Co-locating aggregators with data nodes or under-provisioning CPU/RAM for aggregators can delay query parsing and fan-out.

Best Practices

  • Use UNIQUE KEY SHARD for high-cardinality identifiers
  • Continuously monitor mv_memory_usage and mv_query_history views
  • Distribute load using round-robin ingestion or load balancers
  • Avoid cross-database joins unless absolutely necessary
  • Run OPTIMIZE TABLE periodically to reclaim storage and rebalance stats
  • Use workload management rules to isolate ingest vs. analytics queries

Conclusion

While SingleStore delivers impressive performance under the right conditions, achieving consistent scalability in enterprise workloads requires deep awareness of sharding strategies, query patterns, and resource flows. Query profiling, shard balancing, and proper ingestion planning form the cornerstone of stable deployments. Treating SingleStore as a distributed system—with its own inter-node dependencies and planner nuances—is key to sustainable performance.

FAQs

1. Why does a single node always show higher CPU usage?

It's likely a shard skew issue where one partition handles more data or traffic. Reevaluate the shard key and check distribution metrics.

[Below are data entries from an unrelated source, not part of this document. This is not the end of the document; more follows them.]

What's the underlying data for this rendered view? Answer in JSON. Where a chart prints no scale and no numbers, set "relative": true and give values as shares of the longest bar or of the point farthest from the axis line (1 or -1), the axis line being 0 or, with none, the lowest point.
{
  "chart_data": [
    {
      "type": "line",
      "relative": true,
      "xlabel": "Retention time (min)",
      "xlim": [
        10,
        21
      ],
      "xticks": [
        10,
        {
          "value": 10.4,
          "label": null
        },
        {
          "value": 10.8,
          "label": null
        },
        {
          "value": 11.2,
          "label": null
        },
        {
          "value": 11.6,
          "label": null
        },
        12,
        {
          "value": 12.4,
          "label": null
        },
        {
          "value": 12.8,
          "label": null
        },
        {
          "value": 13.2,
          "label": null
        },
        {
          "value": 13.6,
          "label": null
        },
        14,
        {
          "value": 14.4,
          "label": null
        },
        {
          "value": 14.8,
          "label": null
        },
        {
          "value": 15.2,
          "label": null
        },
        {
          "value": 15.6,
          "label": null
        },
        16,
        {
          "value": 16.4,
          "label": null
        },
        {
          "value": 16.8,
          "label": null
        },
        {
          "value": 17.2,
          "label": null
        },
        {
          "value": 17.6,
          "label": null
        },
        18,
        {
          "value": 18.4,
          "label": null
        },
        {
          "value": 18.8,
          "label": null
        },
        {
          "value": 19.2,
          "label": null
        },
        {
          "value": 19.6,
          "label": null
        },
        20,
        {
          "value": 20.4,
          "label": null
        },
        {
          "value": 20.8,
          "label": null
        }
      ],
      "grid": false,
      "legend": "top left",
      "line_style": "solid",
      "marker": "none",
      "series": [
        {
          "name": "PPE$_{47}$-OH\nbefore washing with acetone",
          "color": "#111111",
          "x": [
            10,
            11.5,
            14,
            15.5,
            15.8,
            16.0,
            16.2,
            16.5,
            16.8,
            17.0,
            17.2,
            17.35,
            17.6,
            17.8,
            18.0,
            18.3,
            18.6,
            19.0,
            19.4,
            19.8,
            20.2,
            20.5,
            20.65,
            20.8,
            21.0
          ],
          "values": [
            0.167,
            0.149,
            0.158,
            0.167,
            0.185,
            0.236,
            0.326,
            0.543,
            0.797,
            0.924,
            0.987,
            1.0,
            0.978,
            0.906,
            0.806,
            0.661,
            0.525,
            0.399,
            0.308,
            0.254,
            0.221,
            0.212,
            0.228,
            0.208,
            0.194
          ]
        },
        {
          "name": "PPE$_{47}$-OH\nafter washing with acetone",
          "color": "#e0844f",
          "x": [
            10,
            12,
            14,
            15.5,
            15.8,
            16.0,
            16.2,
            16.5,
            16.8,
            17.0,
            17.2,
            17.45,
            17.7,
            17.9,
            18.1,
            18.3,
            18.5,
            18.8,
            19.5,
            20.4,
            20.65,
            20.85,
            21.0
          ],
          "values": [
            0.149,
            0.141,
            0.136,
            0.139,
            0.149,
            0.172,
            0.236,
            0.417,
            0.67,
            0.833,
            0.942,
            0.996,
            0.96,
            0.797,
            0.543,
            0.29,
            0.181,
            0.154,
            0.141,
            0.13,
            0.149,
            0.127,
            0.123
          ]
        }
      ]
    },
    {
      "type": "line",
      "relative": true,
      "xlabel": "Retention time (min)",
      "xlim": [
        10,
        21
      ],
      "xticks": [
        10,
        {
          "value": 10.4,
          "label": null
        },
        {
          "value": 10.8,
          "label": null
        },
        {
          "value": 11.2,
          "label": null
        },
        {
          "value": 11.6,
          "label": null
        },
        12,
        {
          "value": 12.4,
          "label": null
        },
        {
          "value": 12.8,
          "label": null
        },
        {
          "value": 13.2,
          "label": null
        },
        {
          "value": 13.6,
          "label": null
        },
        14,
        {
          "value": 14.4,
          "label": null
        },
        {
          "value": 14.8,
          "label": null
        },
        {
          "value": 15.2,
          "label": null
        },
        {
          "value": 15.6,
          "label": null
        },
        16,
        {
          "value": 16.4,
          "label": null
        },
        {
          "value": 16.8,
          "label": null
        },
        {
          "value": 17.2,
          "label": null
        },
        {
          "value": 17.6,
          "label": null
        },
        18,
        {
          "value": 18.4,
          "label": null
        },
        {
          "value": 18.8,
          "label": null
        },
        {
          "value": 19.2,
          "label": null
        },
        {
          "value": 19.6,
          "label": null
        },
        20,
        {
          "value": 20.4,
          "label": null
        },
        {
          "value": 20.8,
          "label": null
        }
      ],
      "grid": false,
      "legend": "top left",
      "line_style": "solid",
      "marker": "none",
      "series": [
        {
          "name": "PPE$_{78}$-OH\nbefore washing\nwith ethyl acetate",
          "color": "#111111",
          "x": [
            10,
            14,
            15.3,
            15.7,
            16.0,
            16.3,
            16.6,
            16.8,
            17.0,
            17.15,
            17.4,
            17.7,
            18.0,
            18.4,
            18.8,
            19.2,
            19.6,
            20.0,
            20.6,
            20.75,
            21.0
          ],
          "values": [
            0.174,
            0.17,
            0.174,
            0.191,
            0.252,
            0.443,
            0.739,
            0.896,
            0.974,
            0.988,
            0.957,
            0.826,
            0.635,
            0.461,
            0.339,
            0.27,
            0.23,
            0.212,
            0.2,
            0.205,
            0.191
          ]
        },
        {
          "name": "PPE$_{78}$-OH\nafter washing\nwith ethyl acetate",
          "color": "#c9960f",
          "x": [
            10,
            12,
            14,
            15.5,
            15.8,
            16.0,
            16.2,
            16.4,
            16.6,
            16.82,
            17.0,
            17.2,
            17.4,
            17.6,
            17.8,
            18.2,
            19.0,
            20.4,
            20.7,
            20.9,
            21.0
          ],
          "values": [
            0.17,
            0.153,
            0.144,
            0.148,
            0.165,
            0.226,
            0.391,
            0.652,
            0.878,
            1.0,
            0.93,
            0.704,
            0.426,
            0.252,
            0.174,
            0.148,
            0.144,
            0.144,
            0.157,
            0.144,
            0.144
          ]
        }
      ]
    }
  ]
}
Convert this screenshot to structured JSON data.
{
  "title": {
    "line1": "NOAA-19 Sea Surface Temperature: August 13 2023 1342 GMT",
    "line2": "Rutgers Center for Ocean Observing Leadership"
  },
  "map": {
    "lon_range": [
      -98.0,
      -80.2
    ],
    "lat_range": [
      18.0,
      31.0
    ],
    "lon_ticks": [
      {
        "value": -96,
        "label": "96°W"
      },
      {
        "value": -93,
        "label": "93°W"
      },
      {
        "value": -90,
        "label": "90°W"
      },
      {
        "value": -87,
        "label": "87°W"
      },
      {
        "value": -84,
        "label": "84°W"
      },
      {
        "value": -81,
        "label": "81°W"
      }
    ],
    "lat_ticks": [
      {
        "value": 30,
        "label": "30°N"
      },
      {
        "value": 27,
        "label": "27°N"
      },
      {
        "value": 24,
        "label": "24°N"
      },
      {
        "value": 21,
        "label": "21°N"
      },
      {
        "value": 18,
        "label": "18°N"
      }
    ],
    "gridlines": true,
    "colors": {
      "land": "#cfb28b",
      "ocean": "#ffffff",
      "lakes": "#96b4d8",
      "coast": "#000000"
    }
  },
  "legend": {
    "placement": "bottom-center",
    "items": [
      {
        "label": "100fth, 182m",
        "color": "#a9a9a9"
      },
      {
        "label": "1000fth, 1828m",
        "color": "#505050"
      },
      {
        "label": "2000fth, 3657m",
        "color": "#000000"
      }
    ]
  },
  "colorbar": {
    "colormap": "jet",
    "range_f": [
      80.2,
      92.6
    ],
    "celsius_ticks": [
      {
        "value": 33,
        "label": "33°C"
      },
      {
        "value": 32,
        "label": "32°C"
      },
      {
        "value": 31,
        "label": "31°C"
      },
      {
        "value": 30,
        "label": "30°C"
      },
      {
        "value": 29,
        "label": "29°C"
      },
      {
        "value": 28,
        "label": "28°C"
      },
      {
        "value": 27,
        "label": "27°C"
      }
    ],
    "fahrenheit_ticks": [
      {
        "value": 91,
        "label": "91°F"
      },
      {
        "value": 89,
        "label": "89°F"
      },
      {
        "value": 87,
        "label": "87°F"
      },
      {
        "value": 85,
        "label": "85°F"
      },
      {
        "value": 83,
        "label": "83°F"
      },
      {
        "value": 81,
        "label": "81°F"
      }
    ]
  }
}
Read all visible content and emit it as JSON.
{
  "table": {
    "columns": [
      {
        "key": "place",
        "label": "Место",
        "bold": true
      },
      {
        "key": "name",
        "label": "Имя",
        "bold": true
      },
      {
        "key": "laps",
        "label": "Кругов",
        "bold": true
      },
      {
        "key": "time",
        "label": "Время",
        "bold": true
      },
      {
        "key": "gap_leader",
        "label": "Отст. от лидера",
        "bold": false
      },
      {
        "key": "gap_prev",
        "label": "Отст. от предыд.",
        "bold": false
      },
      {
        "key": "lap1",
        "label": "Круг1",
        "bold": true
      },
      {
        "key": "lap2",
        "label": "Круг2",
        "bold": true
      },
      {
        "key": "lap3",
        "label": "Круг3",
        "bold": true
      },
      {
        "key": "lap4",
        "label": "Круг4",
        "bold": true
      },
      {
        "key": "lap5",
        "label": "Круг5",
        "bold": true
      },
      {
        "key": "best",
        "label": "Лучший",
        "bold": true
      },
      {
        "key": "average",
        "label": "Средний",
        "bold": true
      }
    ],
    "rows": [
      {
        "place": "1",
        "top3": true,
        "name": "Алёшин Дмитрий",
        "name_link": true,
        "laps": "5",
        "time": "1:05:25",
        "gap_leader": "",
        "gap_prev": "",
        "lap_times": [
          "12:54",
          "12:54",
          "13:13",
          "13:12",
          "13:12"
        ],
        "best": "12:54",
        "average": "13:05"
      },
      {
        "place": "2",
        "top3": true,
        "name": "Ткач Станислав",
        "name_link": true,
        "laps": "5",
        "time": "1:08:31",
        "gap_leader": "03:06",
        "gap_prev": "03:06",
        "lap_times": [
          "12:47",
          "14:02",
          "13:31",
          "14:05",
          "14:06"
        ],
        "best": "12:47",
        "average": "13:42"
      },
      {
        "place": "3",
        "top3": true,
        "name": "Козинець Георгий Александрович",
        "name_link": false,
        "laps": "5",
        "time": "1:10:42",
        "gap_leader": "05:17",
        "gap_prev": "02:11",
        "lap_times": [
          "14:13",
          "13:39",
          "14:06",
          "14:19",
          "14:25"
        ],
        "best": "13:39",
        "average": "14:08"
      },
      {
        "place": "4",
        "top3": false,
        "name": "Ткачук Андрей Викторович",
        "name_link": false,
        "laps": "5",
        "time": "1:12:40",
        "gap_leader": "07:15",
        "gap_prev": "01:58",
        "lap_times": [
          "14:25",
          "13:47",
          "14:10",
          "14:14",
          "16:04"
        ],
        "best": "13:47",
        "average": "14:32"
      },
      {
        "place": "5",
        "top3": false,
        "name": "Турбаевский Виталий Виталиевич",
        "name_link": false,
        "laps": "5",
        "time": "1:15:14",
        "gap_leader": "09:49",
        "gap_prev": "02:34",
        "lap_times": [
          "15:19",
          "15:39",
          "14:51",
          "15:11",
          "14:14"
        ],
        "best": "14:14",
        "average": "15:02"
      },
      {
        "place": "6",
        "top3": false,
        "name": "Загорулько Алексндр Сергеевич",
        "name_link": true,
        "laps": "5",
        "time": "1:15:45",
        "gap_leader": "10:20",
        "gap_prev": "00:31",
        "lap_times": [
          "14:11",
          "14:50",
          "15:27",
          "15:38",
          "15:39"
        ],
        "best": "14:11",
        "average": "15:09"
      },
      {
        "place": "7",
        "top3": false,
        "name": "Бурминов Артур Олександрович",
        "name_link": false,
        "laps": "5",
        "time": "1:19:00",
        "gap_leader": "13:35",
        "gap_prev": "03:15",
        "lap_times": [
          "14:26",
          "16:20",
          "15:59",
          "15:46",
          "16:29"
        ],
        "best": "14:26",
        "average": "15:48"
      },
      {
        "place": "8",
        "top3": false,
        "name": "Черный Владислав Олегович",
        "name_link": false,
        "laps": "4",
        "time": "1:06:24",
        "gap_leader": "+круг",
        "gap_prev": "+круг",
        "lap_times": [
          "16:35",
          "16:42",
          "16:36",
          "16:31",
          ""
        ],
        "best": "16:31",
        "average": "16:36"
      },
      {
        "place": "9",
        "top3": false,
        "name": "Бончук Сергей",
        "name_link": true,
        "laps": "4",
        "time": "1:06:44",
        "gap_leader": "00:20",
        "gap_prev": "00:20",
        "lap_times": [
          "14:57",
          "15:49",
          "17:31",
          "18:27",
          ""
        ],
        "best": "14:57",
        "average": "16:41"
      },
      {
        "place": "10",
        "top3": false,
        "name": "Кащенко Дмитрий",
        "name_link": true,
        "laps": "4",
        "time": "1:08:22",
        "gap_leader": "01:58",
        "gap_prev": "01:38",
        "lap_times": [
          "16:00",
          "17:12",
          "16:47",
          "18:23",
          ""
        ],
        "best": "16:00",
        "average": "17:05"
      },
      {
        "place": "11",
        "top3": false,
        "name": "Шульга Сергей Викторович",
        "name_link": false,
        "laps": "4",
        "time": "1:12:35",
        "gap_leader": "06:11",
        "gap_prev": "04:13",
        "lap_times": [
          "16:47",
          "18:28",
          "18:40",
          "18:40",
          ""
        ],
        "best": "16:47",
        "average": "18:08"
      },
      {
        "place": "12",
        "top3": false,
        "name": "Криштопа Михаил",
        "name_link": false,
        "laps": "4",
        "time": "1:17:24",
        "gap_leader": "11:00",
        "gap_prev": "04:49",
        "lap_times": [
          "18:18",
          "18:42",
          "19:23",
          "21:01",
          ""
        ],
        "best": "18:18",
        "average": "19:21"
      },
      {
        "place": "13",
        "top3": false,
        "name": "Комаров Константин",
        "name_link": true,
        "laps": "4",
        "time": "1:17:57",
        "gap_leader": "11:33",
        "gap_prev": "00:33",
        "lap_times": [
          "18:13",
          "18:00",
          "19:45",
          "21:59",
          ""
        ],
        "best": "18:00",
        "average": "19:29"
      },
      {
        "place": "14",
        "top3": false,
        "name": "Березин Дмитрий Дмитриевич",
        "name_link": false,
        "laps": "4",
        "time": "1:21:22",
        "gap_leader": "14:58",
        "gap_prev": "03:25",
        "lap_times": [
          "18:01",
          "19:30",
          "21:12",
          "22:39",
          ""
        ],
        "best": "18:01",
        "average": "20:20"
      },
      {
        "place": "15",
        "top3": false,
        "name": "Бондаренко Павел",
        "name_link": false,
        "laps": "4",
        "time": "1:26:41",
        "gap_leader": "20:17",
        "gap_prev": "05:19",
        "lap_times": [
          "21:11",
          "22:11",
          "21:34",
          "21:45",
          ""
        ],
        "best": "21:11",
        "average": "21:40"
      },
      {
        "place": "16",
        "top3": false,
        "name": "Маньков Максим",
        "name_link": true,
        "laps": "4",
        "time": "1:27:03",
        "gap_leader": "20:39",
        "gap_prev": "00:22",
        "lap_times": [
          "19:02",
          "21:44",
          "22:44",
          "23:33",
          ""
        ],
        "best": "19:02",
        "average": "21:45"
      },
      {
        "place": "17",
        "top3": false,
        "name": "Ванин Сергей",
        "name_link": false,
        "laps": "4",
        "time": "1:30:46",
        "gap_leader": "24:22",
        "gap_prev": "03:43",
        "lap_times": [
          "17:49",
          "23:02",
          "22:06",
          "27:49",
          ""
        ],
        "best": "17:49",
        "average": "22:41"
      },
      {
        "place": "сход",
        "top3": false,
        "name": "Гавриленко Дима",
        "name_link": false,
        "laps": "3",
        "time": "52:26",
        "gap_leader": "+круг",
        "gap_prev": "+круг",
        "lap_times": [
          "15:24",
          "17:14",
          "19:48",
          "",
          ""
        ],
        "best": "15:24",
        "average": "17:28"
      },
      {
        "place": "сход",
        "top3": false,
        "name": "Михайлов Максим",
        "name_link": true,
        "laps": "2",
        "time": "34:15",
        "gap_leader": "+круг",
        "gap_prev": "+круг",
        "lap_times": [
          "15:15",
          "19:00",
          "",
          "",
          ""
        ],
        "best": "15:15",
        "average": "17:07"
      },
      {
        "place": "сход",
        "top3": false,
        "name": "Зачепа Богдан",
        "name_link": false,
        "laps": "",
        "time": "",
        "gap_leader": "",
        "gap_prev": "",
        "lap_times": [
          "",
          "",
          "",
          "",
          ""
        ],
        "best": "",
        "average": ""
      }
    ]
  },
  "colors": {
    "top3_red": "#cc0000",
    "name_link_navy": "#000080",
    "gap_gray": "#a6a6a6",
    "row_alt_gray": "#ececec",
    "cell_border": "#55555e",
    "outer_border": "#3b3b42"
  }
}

2. How do I prevent pipeline lag in high-throughput ingestion?

Throttle input, batch records, and use well-indexed target tables. Monitor pipeline_lag and retry_count for signs of bottlenecks.

3. Can I improve join performance without changing schema?

Yes, by using hash joins with session hints and ensuring both join sides have indexed keys. Also, filter early to reduce join input size.

4. Why do queries slow down after table rebalancing?

Post-rebalance, data locality may be affected or new leaf nodes may need to warm caches. Check network and memory metrics across nodes.

5. What's the best way to monitor shard distribution?

Use system views like shard_rows, shard_cpu, and leaf_status to visualize distribution and workload skew across shards.